Here, in no particular order, is some of advice available online…
“At an executive level the CV should convey you as a serious business proposition so that you can cut through the pack and be seen.”
“It’s vital that you’re pitching yourself at the right level – in some companies there is a gulf between the remit and responsibilities of a middle and senior manager. It you want to pitch up a level, use your professional profile and skills section to embellish your potential.”
“Many people feel their CV should market them through a list of past roles and activities, believing these are the only touchstones of their ‘proposition’ to a prospective employer. The problem is if for example, most of the other 91 applicants for the position all submit similar CVs which comprise mainly of long, historical lists of past career details. This leads to very little in differentiating the applicants if they’ve all been operating at a similar level. It’s vital nowadays to articulate your CURRENT skill set.”
“Overall, a management CV is so much more than a record of information now. It should be a compelling profile of both you and your ‘offer’ - a purposeful sales document to eclipse others in the pile. There are many senior executive careers available and the first step is all about getting your CV right, do this well and you will land yourself many executive job opportunities.”
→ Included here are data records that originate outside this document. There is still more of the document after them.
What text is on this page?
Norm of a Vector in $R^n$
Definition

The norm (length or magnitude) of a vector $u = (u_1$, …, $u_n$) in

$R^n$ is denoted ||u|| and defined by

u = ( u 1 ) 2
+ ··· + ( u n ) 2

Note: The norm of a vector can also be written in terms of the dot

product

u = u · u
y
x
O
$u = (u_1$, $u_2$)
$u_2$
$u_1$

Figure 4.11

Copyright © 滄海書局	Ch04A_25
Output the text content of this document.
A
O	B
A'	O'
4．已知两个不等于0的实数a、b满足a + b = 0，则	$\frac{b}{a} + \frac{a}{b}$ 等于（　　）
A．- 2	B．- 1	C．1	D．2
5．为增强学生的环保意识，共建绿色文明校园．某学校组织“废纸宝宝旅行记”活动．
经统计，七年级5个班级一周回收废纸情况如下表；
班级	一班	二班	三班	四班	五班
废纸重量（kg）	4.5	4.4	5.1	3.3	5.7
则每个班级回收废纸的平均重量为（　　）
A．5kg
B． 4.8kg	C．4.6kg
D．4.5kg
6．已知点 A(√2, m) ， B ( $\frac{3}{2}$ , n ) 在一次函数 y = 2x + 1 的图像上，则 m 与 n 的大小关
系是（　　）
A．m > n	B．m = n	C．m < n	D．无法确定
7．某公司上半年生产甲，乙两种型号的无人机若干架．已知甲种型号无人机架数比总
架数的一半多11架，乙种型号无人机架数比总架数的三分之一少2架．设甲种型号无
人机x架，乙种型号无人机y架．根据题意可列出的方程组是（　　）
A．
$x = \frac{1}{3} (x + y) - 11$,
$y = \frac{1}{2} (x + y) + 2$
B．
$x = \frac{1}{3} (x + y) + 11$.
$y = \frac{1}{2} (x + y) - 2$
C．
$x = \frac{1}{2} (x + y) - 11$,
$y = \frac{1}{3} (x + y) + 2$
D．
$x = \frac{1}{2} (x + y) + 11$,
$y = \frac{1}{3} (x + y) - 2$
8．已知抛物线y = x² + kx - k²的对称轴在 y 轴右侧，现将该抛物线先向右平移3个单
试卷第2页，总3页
“The chronological format by itself doesn't work ‘because you're making the reader work hard to figure out what you have to offer’."
“A purely functional resume doesn't work ‘because you're not giving the reader any chronological context for any of your achievements’."
So what should you do if your CV is in (urgent) need of some attention?
Like copywriting for a recruitment advert, your CV is a sales story. And like an advert, it needs to be tailored to the audience to which is it directed – not to what you want but to what the audience wants. In other words, if you want to stand out, create a bespoke CV for each new job application.
Clearly there will be some ‘standard’ elements, but if your business were to submit the same tender for every contract you’d not win much new business. Most CV/resume creation is a matter of common sense. What does your career history say about you? How can you convey this, in writing, in such a way that you stand out from the crowd? What kind of language should you use in it? Have you checked on Linkedin to see the people who are likely to be sitting in judgement on you and have you tailored your CV/application to them? Is it clearly presented and well laid-out? Have you checked it for typos and grammar?
In most instances, those people who reach the highest levels of business and the professions are talented enough to craft a CV that sells them to the highest bidder. For those who are not, there is a host of advice available on the internet. Your executive skills should allow you to filter out the most obvious and banal and select that which best matches how you want to be portrayed. But no-one knows that better than you, so unless you really are hopeless with words, do it yourself! That way, you take responsibility – and taking responsibility is a core skill of every successful executive.